1. Plaintiff and Mead Johnson (collectively "parties") also originally sought an appeal bond against Objector Margaret Huter ("Huter"). Huter filed a response [DE 102], but later elected to dismiss her appeal. See Order granting Appellees and Appellant Huter's Joint Motion to Dismiss [DE 120]. Accordingly, the parties no longer seek an appeal bond against Huter. See Reply at 2 n.1.

Plaintiff and Mead Johnson attached a Request for Hearing as an exhibit to their Motion. See DE 96-5. Because the Court does not believe oral argument would be helpful to the Court, the request is denied.

2. Similarly, in Allpattah Services, Inc. v. Exxon Corp., the court imposed an appeal bond "in an amount sufficient to cover the damages, costs and interest that the entire class will lose as a result of the appeal." No. 91-0986-CIV, 2006 WL 113271, at *18 (S.D. Fla. Apr. 7, 2006) (emphasis added). Here, the parties have failed to articulate how additional expenses to be borne by Mead Johnson will impact the class. As Pack points out in her response, "[i]f claims are not being paid while appeals are pending, it is solely because the Appellees agreed to that limitation in their settlement instead of insisting that class members be entitled to interest during a pending appeal." Response at 15-16.

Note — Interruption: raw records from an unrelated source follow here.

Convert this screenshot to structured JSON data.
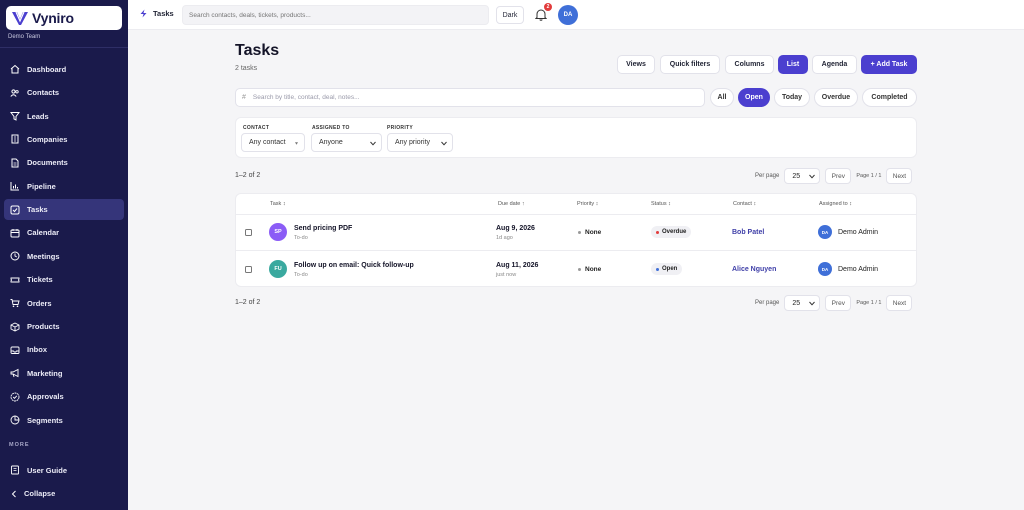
{
  "brand": {
    "name": "Vyniro",
    "team": "Demo Team"
  },
  "sidebar": {
    "items": [
      {
        "label": "Dashboard",
        "icon": "home-icon"
      },
      {
        "label": "Contacts",
        "icon": "contacts-icon"
      },
      {
        "label": "Leads",
        "icon": "funnel-icon"
      },
      {
        "label": "Companies",
        "icon": "building-icon"
      },
      {
        "label": "Documents",
        "icon": "document-icon"
      },
      {
        "label": "Pipeline",
        "icon": "chart-icon"
      },
      {
        "label": "Tasks",
        "icon": "check-square-icon",
        "active": true
      },
      {
        "label": "Calendar",
        "icon": "calendar-icon"
      },
      {
        "label": "Meetings",
        "icon": "clock-icon"
      },
      {
        "label": "Tickets",
        "icon": "ticket-icon"
      },
      {
        "label": "Orders",
        "icon": "cart-icon"
      },
      {
        "label": "Products",
        "icon": "box-icon"
      },
      {
        "label": "Inbox",
        "icon": "inbox-icon"
      },
      {
        "label": "Marketing",
        "icon": "megaphone-icon"
      },
      {
        "label": "Approvals",
        "icon": "badge-check-icon"
      },
      {
        "label": "Segments",
        "icon": "pie-icon"
      }
    ],
    "more_label": "MORE",
    "more_items": [
      {
        "label": "User Guide",
        "icon": "book-icon"
      }
    ],
    "collapse_label": "Collapse"
  },
  "topbar": {
    "breadcrumb": "Tasks",
    "search_placeholder": "Search contacts, deals, tickets, products...",
    "theme_label": "Dark",
    "notification_count": "2",
    "user_initials": "DA"
  },
  "header": {
    "title": "Tasks",
    "count": "2 tasks",
    "buttons": {
      "views": "Views",
      "quick_filters": "Quick filters",
      "columns": "Columns",
      "list": "List",
      "agenda": "Agenda",
      "add": "+ Add Task"
    }
  },
  "search": {
    "placeholder": "Search by title, contact, deal, notes...",
    "filters": [
      "All",
      "Open",
      "Today",
      "Overdue",
      "Completed"
    ],
    "active_filter": "Open"
  },
  "filters": {
    "contact": {
      "label": "CONTACT",
      "value": "Any contact"
    },
    "assigned": {
      "label": "ASSIGNED TO",
      "value": "Anyone"
    },
    "priority": {
      "label": "PRIORITY",
      "value": "Any priority"
    }
  },
  "pagination": {
    "range": "1–2 of 2",
    "per_page_label": "Per page",
    "per_page": "25",
    "prev": "Prev",
    "page_info": "Page 1 / 1",
    "next": "Next"
  },
  "table": {
    "columns": [
      "Task ↕",
      "Due date ↑",
      "Priority ↕",
      "Status ↕",
      "Contact ↕",
      "Assigned to ↕"
    ],
    "rows": [
      {
        "initials": "SP",
        "avatar_color": "#8b5cf6",
        "title": "Send pricing PDF",
        "type": "To-do",
        "due": "Aug 9, 2026",
        "due_sub": "1d ago",
        "priority": "None",
        "status": "Overdue",
        "status_color": "#e23b3b",
        "contact": "Bob Patel",
        "assignee_initials": "DA",
        "assignee": "Demo Admin"
      },
      {
        "initials": "FU",
        "avatar_color": "#3aa99f",
        "title": "Follow up on email: Quick follow-up",
        "type": "To-do",
        "due": "Aug 11, 2026",
        "due_sub": "just now",
        "priority": "None",
        "status": "Open",
        "status_color": "#3f6fd8",
        "contact": "Alice Nguyen",
        "assignee_initials": "DA",
        "assignee": "Demo Admin"
      }
    ]
  },
  "colors": {
    "sidebar_bg": "#1a1a4b",
    "accent": "#4b3fcf",
    "page_bg": "#f5f5f7"
  }
}
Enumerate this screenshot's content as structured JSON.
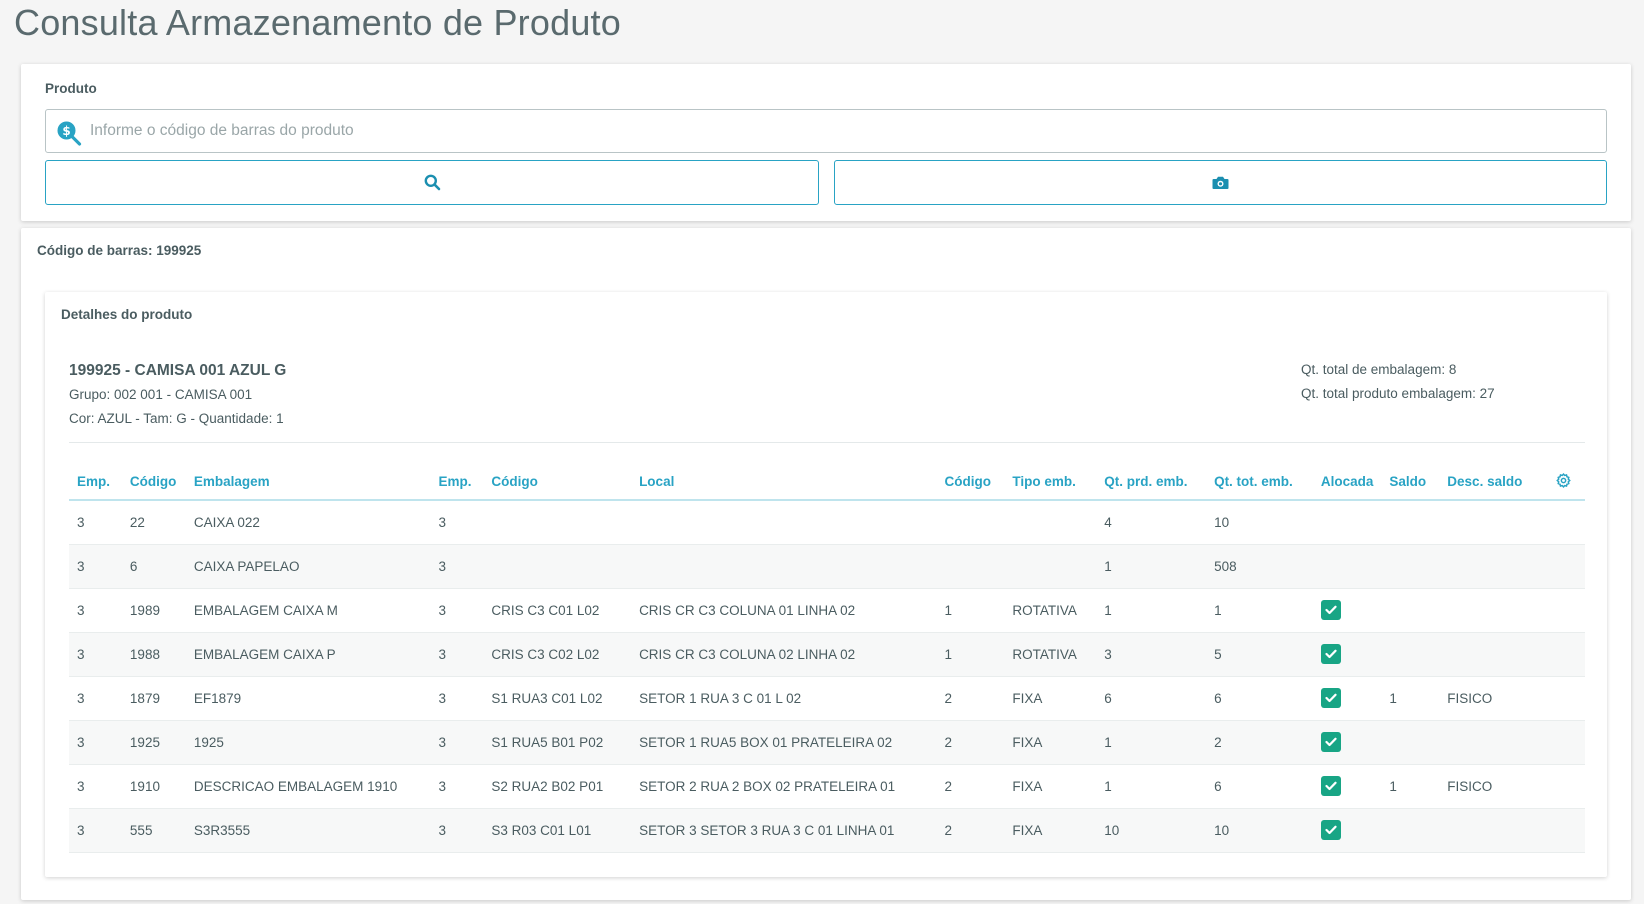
{
  "page": {
    "title": "Consulta Armazenamento de Produto"
  },
  "search": {
    "label": "Produto",
    "placeholder": "Informe o código de barras do produto",
    "value": "",
    "search_button_icon": "search-icon",
    "camera_button_icon": "camera-icon",
    "accent_color": "#29a3c4"
  },
  "result": {
    "barcode_text": "Código de barras: 199925",
    "details_title": "Detalhes do produto",
    "product_name": "199925 - CAMISA 001 AZUL G",
    "product_group": "Grupo: 002 001 - CAMISA 001",
    "product_attrs": "Cor: AZUL - Tam: G - Quantidade: 1",
    "total_packaging": "Qt. total de embalagem: 8",
    "total_product_packaging": "Qt. total produto embalagem: 27"
  },
  "table": {
    "columns": [
      "Emp.",
      "Código",
      "Embalagem",
      "Emp.",
      "Código",
      "Local",
      "Código",
      "Tipo emb.",
      "Qt. prd. emb.",
      "Qt. tot. emb.",
      "Alocada",
      "Saldo",
      "Desc. saldo"
    ],
    "settings_icon": "gear-icon",
    "rows": [
      {
        "c0": "3",
        "c1": "22",
        "c2": "CAIXA 022",
        "c3": "3",
        "c4": "",
        "c5": "",
        "c6": "",
        "c7": "",
        "c8": "4",
        "c9": "10",
        "alocada": false,
        "c11": "",
        "c12": ""
      },
      {
        "c0": "3",
        "c1": "6",
        "c2": "CAIXA PAPELAO",
        "c3": "3",
        "c4": "",
        "c5": "",
        "c6": "",
        "c7": "",
        "c8": "1",
        "c9": "508",
        "alocada": false,
        "c11": "",
        "c12": ""
      },
      {
        "c0": "3",
        "c1": "1989",
        "c2": "EMBALAGEM CAIXA M",
        "c3": "3",
        "c4": "CRIS C3 C01 L02",
        "c5": "CRIS CR C3 COLUNA 01 LINHA 02",
        "c6": "1",
        "c7": "ROTATIVA",
        "c8": "1",
        "c9": "1",
        "alocada": true,
        "c11": "",
        "c12": ""
      },
      {
        "c0": "3",
        "c1": "1988",
        "c2": "EMBALAGEM CAIXA P",
        "c3": "3",
        "c4": "CRIS C3 C02 L02",
        "c5": "CRIS CR C3 COLUNA 02 LINHA 02",
        "c6": "1",
        "c7": "ROTATIVA",
        "c8": "3",
        "c9": "5",
        "alocada": true,
        "c11": "",
        "c12": ""
      },
      {
        "c0": "3",
        "c1": "1879",
        "c2": "EF1879",
        "c3": "3",
        "c4": "S1 RUA3 C01 L02",
        "c5": "SETOR 1 RUA 3 C 01 L 02",
        "c6": "2",
        "c7": "FIXA",
        "c8": "6",
        "c9": "6",
        "alocada": true,
        "c11": "1",
        "c12": "FISICO"
      },
      {
        "c0": "3",
        "c1": "1925",
        "c2": "1925",
        "c3": "3",
        "c4": "S1 RUA5 B01 P02",
        "c5": "SETOR 1 RUA5 BOX 01 PRATELEIRA 02",
        "c6": "2",
        "c7": "FIXA",
        "c8": "1",
        "c9": "2",
        "alocada": true,
        "c11": "",
        "c12": ""
      },
      {
        "c0": "3",
        "c1": "1910",
        "c2": "DESCRICAO EMBALAGEM 1910",
        "c3": "3",
        "c4": "S2 RUA2 B02 P01",
        "c5": "SETOR 2 RUA 2 BOX 02 PRATELEIRA 01",
        "c6": "2",
        "c7": "FIXA",
        "c8": "1",
        "c9": "6",
        "alocada": true,
        "c11": "1",
        "c12": "FISICO"
      },
      {
        "c0": "3",
        "c1": "555",
        "c2": "S3R3555",
        "c3": "3",
        "c4": "S3 R03 C01 L01",
        "c5": "SETOR 3 SETOR 3 RUA 3 C 01 LINHA 01",
        "c6": "2",
        "c7": "FIXA",
        "c8": "10",
        "c9": "10",
        "alocada": true,
        "c11": "",
        "c12": ""
      }
    ],
    "check_color": "#18a585"
  }
}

3. Mead Johnson cites In re Pharmaceutical Industry Average Wholesale Price Litigation, 520 F.Supp.2d 274 (D. Mass. 2007), to support its argument that a bond to cover administrative costs arising from delay is warranted. In In re Pharmaceutical Industry Average Wholesale Price Litigation, however, the court imposed the appeal bond because the court found that the one-sentence objection was frivolous and inadequate to preserve the objection on appeal. 520 F. Supp. 2d at 278. In In Re Broadcom Corp. Securities Litigation, also cited by Mead Johnson, the court imposed an appeal bond which included administrative costs based on delay because the class would incur these additional expenses. No. 01-cv-275, 2005 U.S. Dist. LEXIS 45656, at *9 (C.D. Cal. Dec. 5, 2005).